Resumindo: se há coisa que aprendi com o tempo é que não existem empregos perfeitos. Mas posso dizer que, de momento, sou feliz a fazer o que faço.

Até à próxima,
Jei~

quinta-feira, 22 de março de 2018

Regresso.

Faz algum tempo, Cuties.

Mais precisamente 4 anos. 4 anos para ter vontade de escrever, 4 anos de algumas mudanças, 4 anos de estagnação. Para quem é novo aqui, olá eu sou a Jei, uma rapariga nomal que amarra o cabelo quando se sente inspirada (ou quando tem calor, no verão eu destilo).  Crie este blog em 2013, ano em que ainda queimava pestanas num curso superior que me valeu um canudo que está no canto do meu quarto a ganhar pó. Verdade é que talvez nunca me tenha esforçado o suficiente, mas também descobri um lado muito manipulador e bajulador na Comunicação Social que detesto. Portanto já não me cativa. Verdade também é que me farto muito rápido das coisas.
20 de março de 2018. Com o início da Primavera,  lembrei-me de que um dia tive um blog e fui espreitar. Ri muito. Uma miúda cheia de sonhos e muitas incertezas. Hoje, com 25 anos, continuo a ter algumas.

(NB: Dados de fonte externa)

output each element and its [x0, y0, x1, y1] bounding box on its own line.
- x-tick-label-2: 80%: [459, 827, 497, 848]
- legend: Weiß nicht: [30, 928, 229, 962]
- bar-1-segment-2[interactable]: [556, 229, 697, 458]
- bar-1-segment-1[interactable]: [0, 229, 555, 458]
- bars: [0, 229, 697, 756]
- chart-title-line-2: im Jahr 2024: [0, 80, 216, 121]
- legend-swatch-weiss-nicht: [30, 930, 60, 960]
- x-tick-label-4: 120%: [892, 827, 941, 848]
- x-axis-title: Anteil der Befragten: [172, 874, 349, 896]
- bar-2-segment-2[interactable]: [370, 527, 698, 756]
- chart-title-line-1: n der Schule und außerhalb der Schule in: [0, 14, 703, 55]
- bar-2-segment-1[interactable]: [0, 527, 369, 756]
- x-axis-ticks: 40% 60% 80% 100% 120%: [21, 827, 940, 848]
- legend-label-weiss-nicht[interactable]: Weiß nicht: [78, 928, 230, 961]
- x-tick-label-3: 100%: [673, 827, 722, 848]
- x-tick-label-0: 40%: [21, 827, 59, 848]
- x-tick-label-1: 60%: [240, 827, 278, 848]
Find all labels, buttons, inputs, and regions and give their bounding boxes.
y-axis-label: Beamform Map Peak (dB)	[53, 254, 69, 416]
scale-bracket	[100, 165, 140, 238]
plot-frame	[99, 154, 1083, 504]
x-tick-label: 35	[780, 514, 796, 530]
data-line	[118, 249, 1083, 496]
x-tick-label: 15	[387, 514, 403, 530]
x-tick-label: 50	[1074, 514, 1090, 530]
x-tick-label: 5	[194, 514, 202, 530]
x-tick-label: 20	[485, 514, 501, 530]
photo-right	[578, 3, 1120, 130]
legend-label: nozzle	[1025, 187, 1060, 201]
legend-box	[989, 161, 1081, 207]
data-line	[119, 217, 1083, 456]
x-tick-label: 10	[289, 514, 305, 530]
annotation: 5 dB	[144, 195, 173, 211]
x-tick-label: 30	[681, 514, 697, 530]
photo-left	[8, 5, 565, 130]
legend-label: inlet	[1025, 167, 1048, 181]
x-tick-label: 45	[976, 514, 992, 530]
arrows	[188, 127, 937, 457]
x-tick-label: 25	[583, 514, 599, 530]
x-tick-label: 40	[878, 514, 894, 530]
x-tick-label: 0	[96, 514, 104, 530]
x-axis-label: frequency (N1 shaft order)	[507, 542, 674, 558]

Como já referi, algumas coisas mudaram, mas deixarei isso para futuros textos. Quero apenas informar-te Cutie (se ainda aí estiveres) que continuo aqui, mais velha, madura, mas louca e variada, de humor sarcástico, e ainda sonhadora e cheia de dúvidas. Mas realista. Porque a realidade é algo que ainda demorou a chegar.

Não sei quando voltarei a escrever-vos. E não vou prometer nada como das outras vezes, até porque sempre detestei que me prometessem algo que não podiam cumprir. Mas fica a certeza de que estarei por aqui.